Puis, voulant en changer totalement, j’ajoutais :
-               Tu peux me passer mon sac s’il te plait ?
Sans se faire prier, Gwendal attrapa mon sac et me le tendis, puis me fixa avec anxiété.

-               Ca va, je ne suis pas mourant non plus ! dis-je agacé. Merci.
Etre dans cet état me rendait finalement de mauvais poil et irritable. Sans ajouter un seul mot, je pris mon sac, et me servis du sac de plante qui par plusieurs reprises m’avais miraculeusement soigné. J’en attrapais une petite poignée que je mélangeais à un autre. Puis saisissant ma tasse et une gourde, j’y mélangeais la poudre et l’eau, formant une mixture assez liquide et je devais l’avouer peu appétissante. Sous l’œil assez dégouté de Gwendal, je la bu d’une seule traite. Heureusement, c’était une nuit de pleine lune et la luminosité était assez forte pour me permettre de voir. Je rangeais rapidement mes plantes réduites en poudre puis passant le gobelet à côté je me redressais prenant sur moi : j’avais un feu à allumer.
Assez rapidement, j’allumais le feu qui par chance prit assez vite. J’attrapais un lampe de poche et commençais à installer le lit. Après avoir mis une grande couverture sur le sol, j’ouvris le duvet afin d’en faire une seconde couverture qui nous couvrirais. Puis, prenant un gros pull, je formais un gros oreiller pour Gwendal, afin de le ménager un minimum. Il ne faisait pas très froid la nuit dans cette région, il n’y avait aucune raison de s’inquiéter. Je retournais vers mon sac, et en sorti la nourriture qu’il me restait de tout à l’heure. Je la partageais équitablement, gardant un bon morceau de pain pour demain matin.
Je tendis sa part à Gwendal qui ne la refusa ps. Nous mangeâmes en silence tout les deux, savourant les bruits de la nuit. Si je les trouvais agréables et reposants, cela ne semblait pas être le cas pour Gwendal.  Il n’avait de cesse de jeter des coups d’œil de droite à gauche, surveillant les alentours au moindre bruit. Amusé de cette réaction, je ne fis cependant pas le moindre commentaire. Nous finîmes de manger en silence, puis après avoir rangé, je revivais un peu le feu qui commençait à s’éteindre l’alimentant. Je proposais un thé à Gwendal qui l’accepta volontiers. Je mis de l’eau à chauffer dans une casserole sur les braises, puis me perdit de nouveau bien vite dans ma contemplation du feu. Gwendal aussi semblait être un peu plus rassurait et ne détachait pas ses yeux du feu comme hypnotisé, perdu dans ses pensés. Les plantes que j’avais bu commençaient à faire leur effet, et je me sentais un peu mieux, assez pour engager la conversation.
-               Tu as toujours vécu ici Gwendal ? Tu as déjà voyagé, vu un peu le monde ?
-               Non, je suis né ici et je suis toujours resté là.
-               C’est un peu une grande première alors. Tu vas voir, c’est un peu dur au départ, mais on s’y fait très bien, même un peu trop.
-               Depuis combien de temps tu vis comme ça ?
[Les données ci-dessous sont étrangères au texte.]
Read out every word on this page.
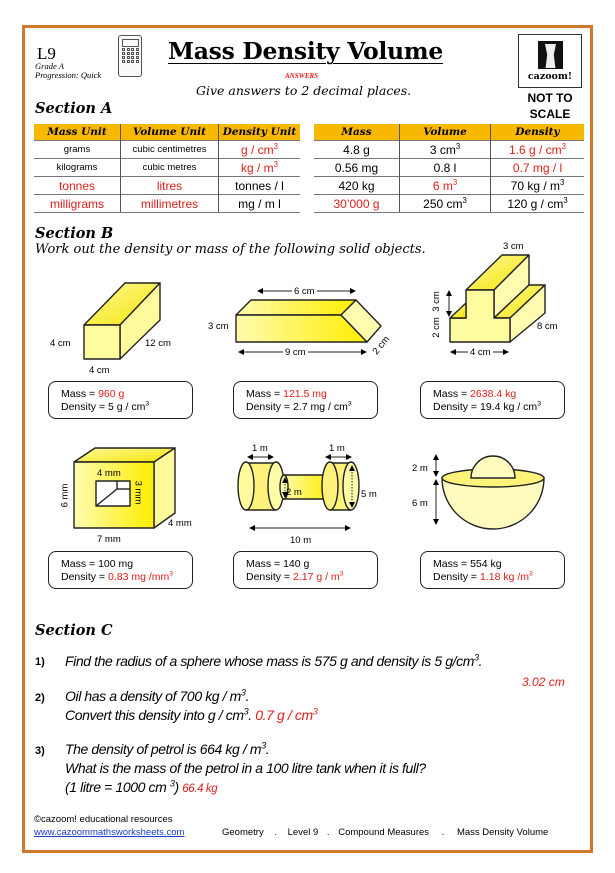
L9
Grade A
Progression: Quick
Mass Density Volume
ANSWERS
Give answers to 2 decimal places.
cazoom!
NOT TO
SCALE
Section A
Mass Unit	Volume Unit	Density Unit
grams	cubic centimetres	g / $cm^3$
kilograms	cubic metres	kg / $m^3$
tonnes	litres	tonnes / l
milligrams	millimetres	mg / m l
Mass	Volume	Density
4.8 g	3 $cm^3$	1.6 g / $cm^3$
0.56 mg	0.8 l	0.7 mg / l
420 kg	6 $m^3$	70 kg / $m^3$
30’000 g	250 $cm^3$	120 g / $cm^3$
Section B
Work out the density or mass of the following solid objects.
4 cm	12 cm
4 cm
6 cm
3 cm
9 cm	2 cm
3 cm
3 cm
2 cm	8 cm
4 cm
4 mm
3 mm
6 mm
4 mm
7 mm
1 m	1 m
2 m	5 m
10 m
2 m
6 m
Mass = 960 g
Density = 5 g / $cm^3$
Mass = 121.5 mg
Density = 2.7 mg / $cm^3$
Mass = 2638.4 kg
Density = 19.4 kg / $cm^3$
Mass = 100 mg
Density = 0.83 mg $/mm^3$
Mass = 140 g
Density = 2.17 g / $m^3$
Mass = 554 kg
Density = 1.18 kg $/m^3$
Section C
1) Find the radius of a sphere whose mass is 575 g and density is 5 $g/cm^3$.
3.02 cm
2) Oil has a density of 700 kg / $m^3$.
Convert this density into g / $cm^3$. 0.7 g / $cm^3$
3) The density of petrol is 664 kg / $m^3$.
What is the mass of the petrol in a 100 litre tank when it is full?
(1 litre = 1000 cm $^3$) 66.4 kg
©cazoom! educational resources
www.cazoommathsworksheets.com	Geometry . Level 9 . Compound Measures . Mass Density Volume
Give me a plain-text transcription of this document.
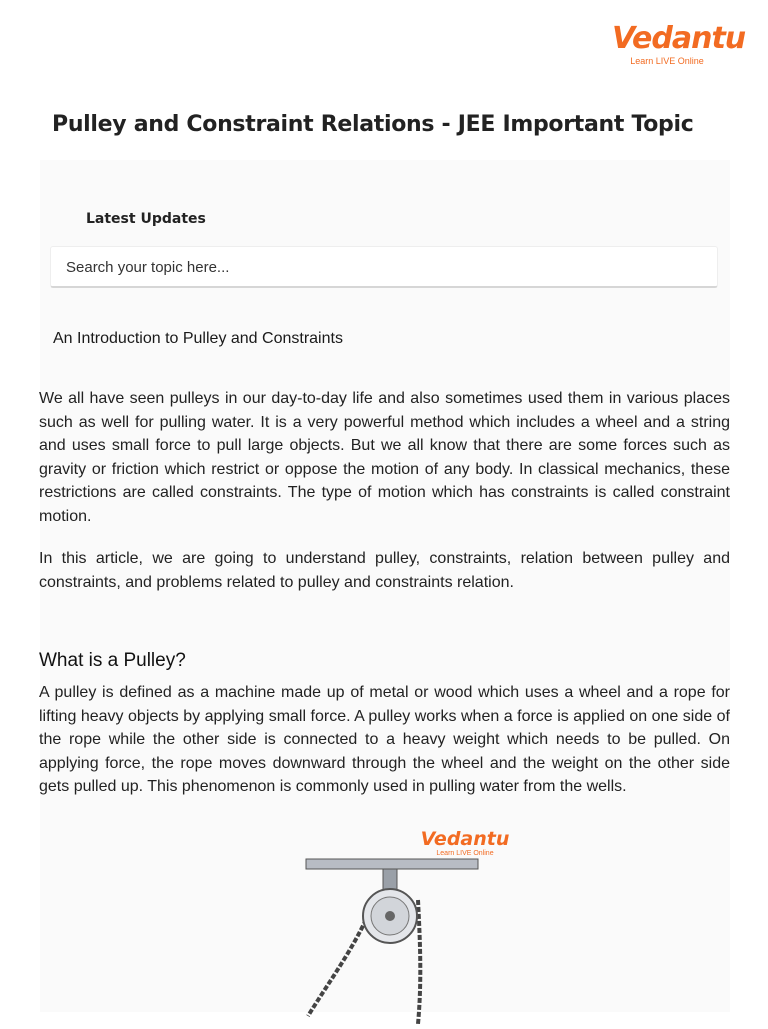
Vedantu
Learn LIVE Online
Pulley and Constraint Relations - JEE Important Topic
Latest Updates
Search your topic here...
An Introduction to Pulley and Constraints

We all have seen pulleys in our day-to-day life and also sometimes used them in various places such as well for pulling water. It is a very powerful method which includes a wheel and a string and uses small force to pull large objects. But we all know that there are some forces such as gravity or friction which restrict or oppose the motion of any body. In classical mechanics, these restrictions are called constraints. The type of motion which has constraints is called constraint motion.

In this article, we are going to understand pulley, constraints, relation between pulley and constraints, and problems related to pulley and constraints relation.

What is a Pulley?

A pulley is defined as a machine made up of metal or wood which uses a wheel and a rope for lifting heavy objects by applying small force. A pulley works when a force is applied on one side of the rope while the other side is connected to a heavy weight which needs to be pulled. On applying force, the rope moves downward through the wheel and the weight on the other side gets pulled up. This phenomenon is commonly used in pulling water from the wells.

Vedantu
Learn LIVE Online
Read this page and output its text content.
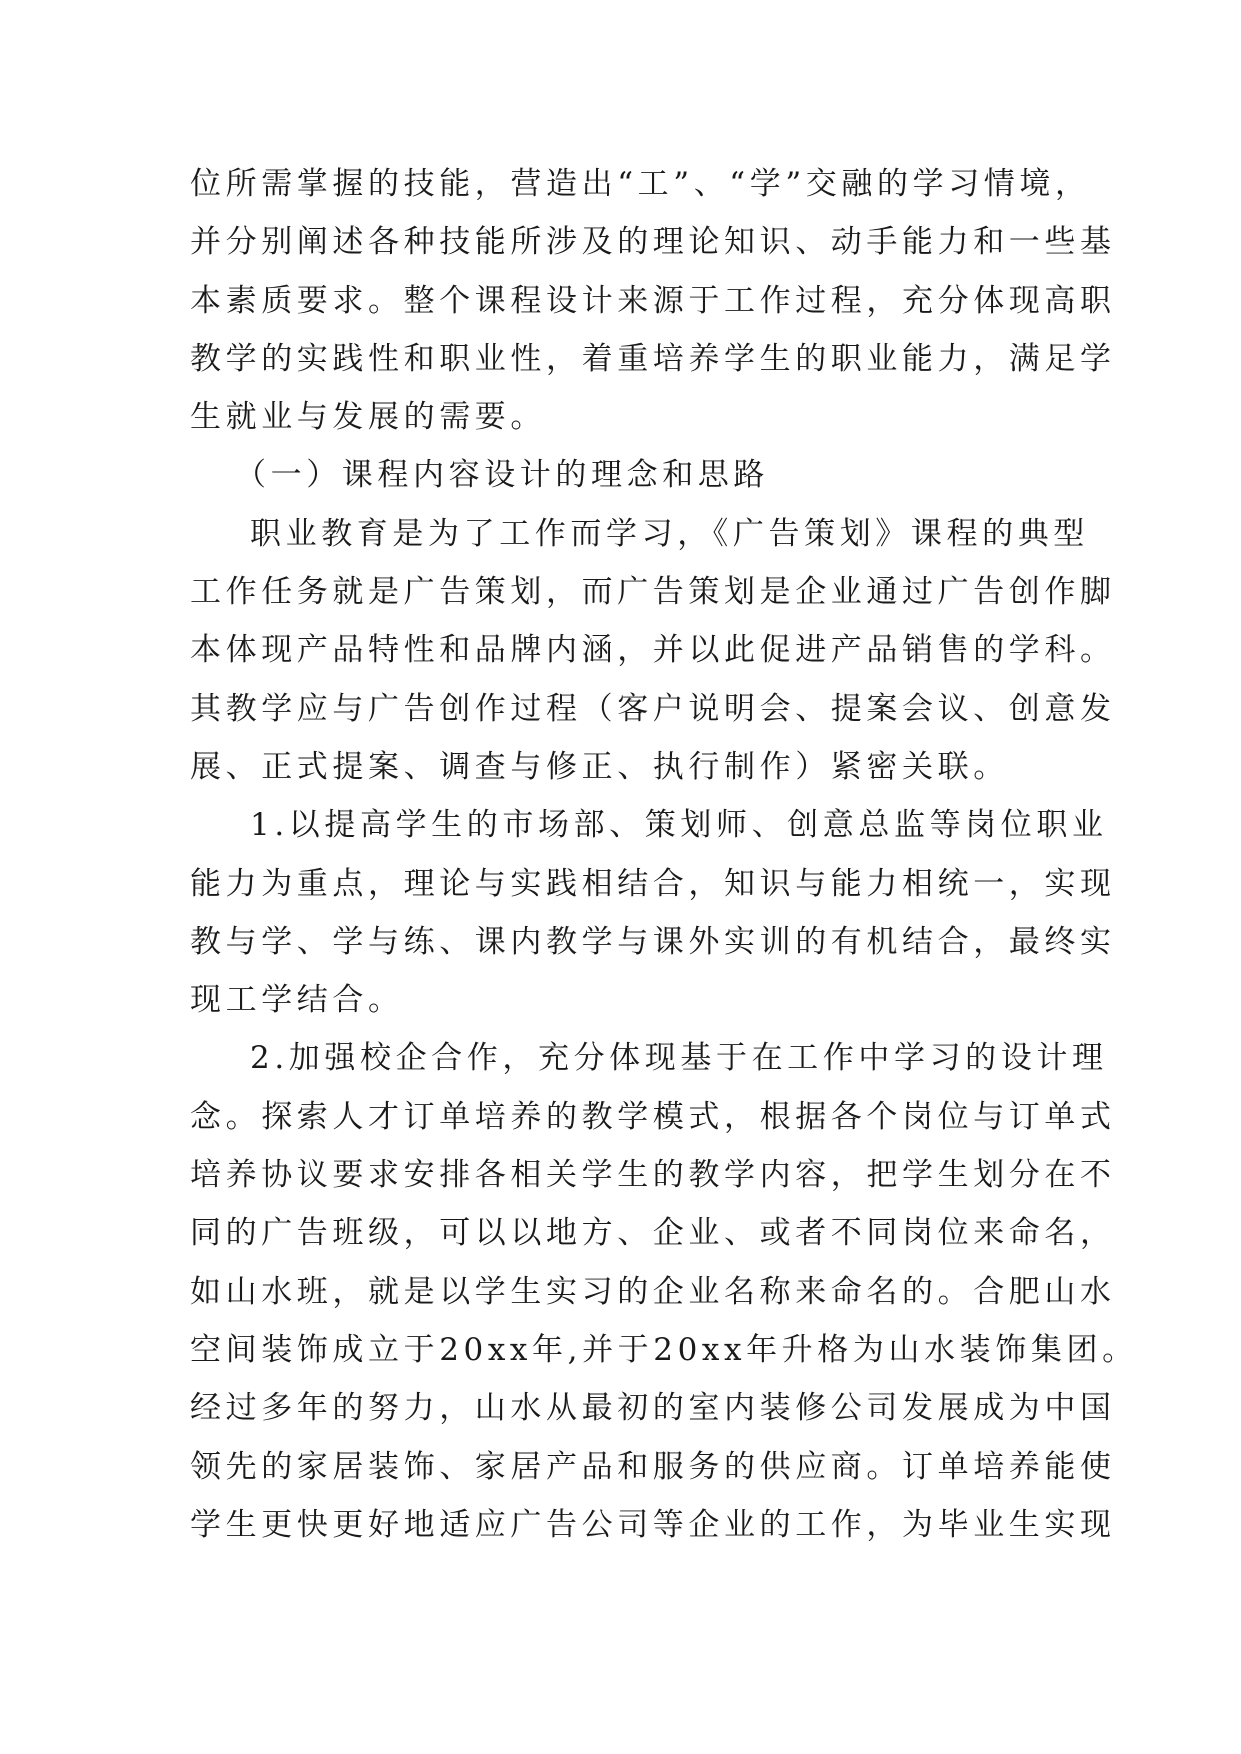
位所需掌握的技能，营造出“工”、“学”交融的学习情境，
并分别阐述各种技能所涉及的理论知识、动手能力和一些基
本素质要求。整个课程设计来源于工作过程，充分体现高职
教学的实践性和职业性，着重培养学生的职业能力，满足学
生就业与发展的需要。
（一）课程内容设计的理念和思路
职业教育是为了工作而学习，《广告策划》课程的典型
工作任务就是广告策划，而广告策划是企业通过广告创作脚
本体现产品特性和品牌内涵，并以此促进产品销售的学科。
其教学应与广告创作过程（客户说明会、提案会议、创意发
展、正式提案、调查与修正、执行制作）紧密关联。
1.以提高学生的市场部、策划师、创意总监等岗位职业
能力为重点，理论与实践相结合，知识与能力相统一，实现
教与学、学与练、课内教学与课外实训的有机结合，最终实
现工学结合。
2.加强校企合作，充分体现基于在工作中学习的设计理
念。探索人才订单培养的教学模式，根据各个岗位与订单式
培养协议要求安排各相关学生的教学内容，把学生划分在不
同的广告班级，可以以地方、企业、或者不同岗位来命名，
如山水班，就是以学生实习的企业名称来命名的。合肥山水
空间装饰成立于20xx年,并于20xx年升格为山水装饰集团。
经过多年的努力，山水从最初的室内装修公司发展成为中国
领先的家居装饰、家居产品和服务的供应商。订单培养能使
学生更快更好地适应广告公司等企业的工作，为毕业生实现
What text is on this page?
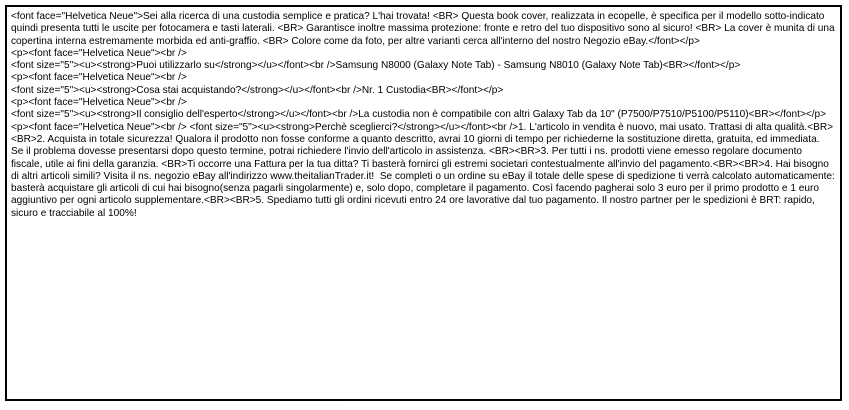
<font face="Helvetica Neue">Sei alla ricerca di una custodia semplice e pratica? L'hai trovata! <BR> Questa book cover, realizzata in ecopelle, è specifica per il modello sotto-indicato quindi presenta tutti le uscite per fotocamera e tasti laterali. <BR> Garantisce inoltre massima protezione: fronte e retro del tuo dispositivo sono al sicuro! <BR> La cover è munita di una copertina interna estremamente morbida ed anti-graffio. <BR> Colore come da foto, per altre varianti cerca all'interno del nostro Negozio eBay.</font></p>
<p><font face="Helvetica Neue"><br />
<font size="5"><u><strong>Puoi utilizzarlo su</strong></u></font><br />Samsung N8000 (Galaxy Note Tab) - Samsung N8010 (Galaxy Note Tab)<BR></font></p>
<p><font face="Helvetica Neue"><br />
<font size="5"><u><strong>Cosa stai acquistando?</strong></u></font><br />Nr. 1 Custodia<BR></font></p>
<p><font face="Helvetica Neue"><br />
<font size="5"><u><strong>Il consiglio dell'esperto</strong></u></font><br />La custodia non è compatibile con altri Galaxy Tab da 10" (P7500/P7510/P5100/P5110)<BR></font></p> <p><font face="Helvetica Neue"><br /> <font size="5"><u><strong>Perchè sceglierci?</strong></u></font><br />1. L'articolo in vendita è nuovo, mai usato. Trattasi di alta qualità.<BR><BR>2. Acquista in totale sicurezza! Qualora il prodotto non fosse conforme a quanto descritto, avrai 10 giorni di tempo per richiederne la sostituzione diretta, gratuita, ed immediata.
Se il problema dovesse presentarsi dopo questo termine, potrai richiedere l'invio dell'articolo in assistenza. <BR><BR>3. Per tutti i ns. prodotti viene emesso regolare documento fiscale, utile ai fini della garanzia. <BR>Ti occorre una Fattura per la tua ditta? Ti basterà fornirci gli estremi societari contestualmente all'invio del pagamento.<BR><BR>4. Hai bisogno di altri articoli simili? Visita il ns. negozio eBay all'indirizzo www.theitalianTrader.it!  Se completi o un ordine su eBay il totale delle spese di spedizione ti verrà calcolato automaticamente: basterà acquistare gli articoli di cui hai bisogno(senza pagarli singolarmente) e, solo dopo, completare il pagamento. Così facendo pagherai solo 3 euro per il primo prodotto e 1 euro aggiuntivo per ogni articolo supplementare.<BR><BR>5. Spediamo tutti gli ordini ricevuti entro 24 ore lavorative dal tuo pagamento. Il nostro partner per le spedizioni è BRT: rapido, sicuro e tracciabile al 100%!

· · · · · · · · · · · · · · · · · · · · · · · · · · · · · · · · · · · · · · · · · · · · · · · · · · · · · · · · · · · · · · · · · · · · · · · · · · · · · · · · · · · · · · · · · · · · · · · · · · · · · · · · · · · · · · · · · · · · · · · · · · · · · · · · · · · · · · · · · · · · · · · · · · · · · · · · · · · · · · · · · · · · · · · · · · · · · · · · · · · · · · · ·
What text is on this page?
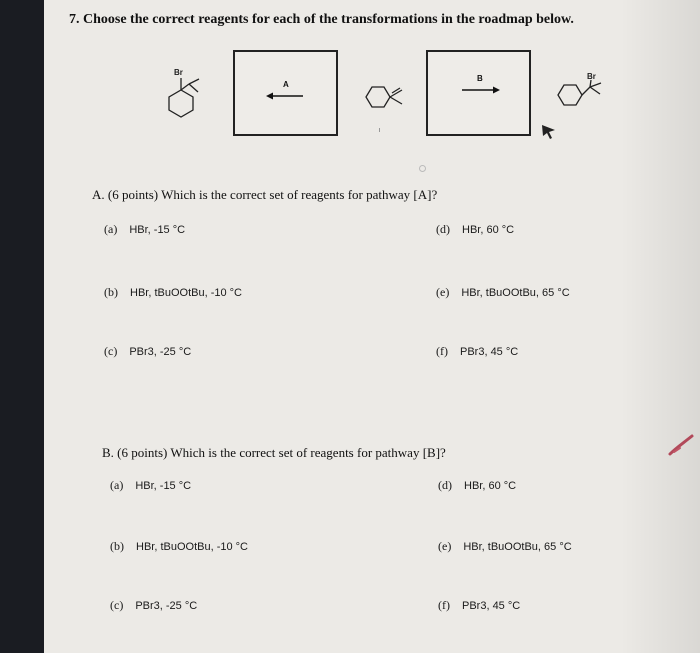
7. Choose the correct reagents for each of the transformations in the roadmap below.
Br
A
B	Br
A. (6 points) Which is the correct set of reagents for pathway [A]?
(a) HBr, -15 °C
(b) HBr, tBuOOtBu, -10 °C
(c) PBr3, -25 °C
(d) HBr, 60 °C
(e) HBr, tBuOOtBu, 65 °C
(f) PBr3, 45 °C
B. (6 points) Which is the correct set of reagents for pathway [B]?
(a) HBr, -15 °C
(b) HBr, tBuOOtBu, -10 °C
(c) PBr3, -25 °C
(d) HBr, 60 °C
(e) HBr, tBuOOtBu, 65 °C
(f) PBr3, 45 °C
-               J’erre sur les routes depuis presque dix ans.
Je pu voir à la lumière du eu ses yeux s’écarquiller.

-               Dix ans !! Mais vous, enfin tu as quel âge ? Si ce n’est pas indiscret… me demanda-t-il alors.
-               Vingt-cinq depuis peu. Et toi, un peu moins je pense ?
-               Bientôt vingt et un.
Le silence retomba quelque seconde avant qu’il me pose une question à laquelle je n’avais aucune envie de répondre et encore moin de m’étendre sur le sujet :
-               Et ta famille ? Ce n’est pas trop dure d’en être séparer.
Comment lui dire que je n’avais plus de famille. Que ma mère avait été morte d’un overdose par ma propre faute et que mon père m’avait toujours été inconnu. Fils d’une prostitué droguée, rien de bien glorieux et j’avais toujours eu honte de l’assumer, et encore plus honte d’avoir honte de ma propre mère défunte.
Jamais je n’en avais parler à personne et je gardais en moi tout cela, n’ayant aucune envie de m’exprimer ce que j’en ressentais réellement.
-               Je…, commençais-je à dire avant que ma voix ne meurt dans un silence.
Heureusement Gwendal comprit et dit rapidement gêné :
-               Je suis désolée, je n’aurais pas du poser cette question…
Le silence retomba de nouveau, nous deux regards plongés dans la contemplation du feu. J’attrapais un chiffon pour sortir l’eau des brasses suffisamment chaude  pour le thé et en servie une tasse à Gwendal.
Puis commençant à le boire, je décidais à mon tour de lui poser une question qui me titillait depuis un moment :
-               Gwendal ?

-               Oui ?
-               Pourquoi tu as voulu partir ?
-               Je… J’ai appris ce matin que mes parents avaient pour projet de me marier avec une fille que je n’avais jamais vu. Je… Je n’ai jamais vraiment trouvé ma place avec eux, mais me marier aurait été l’entrave de trop à ma liberté.
-               Alors tu as bien fait de partir, dis-je. Peu on le courage de le faire. Sache que tu peux rester avec moi tant que tu le souhaites. Demain nous irons chez un ami, en échange du gîtes et du couvert, je travaille quelques jours chez lui. Là-bas on trouvera de quoi t’équiper un peu mieux. Enfin si tu es d’accord.
-               Oui je veux bien s’empressa-t-il de répondre.
Puis il ajouta après un temps :
-               Merci Hayden…
J’aimais la cause pour laquelle il se battait. Pour moi rien n’était plus important que la liberté. Je prenais maintenant la décision de l’aider, sachant pertinemment qu’il ne s’en sortirait jamais tout seul. Nous finîmes notre thé avant de ronger et d’alimenter une dernière fois le feu.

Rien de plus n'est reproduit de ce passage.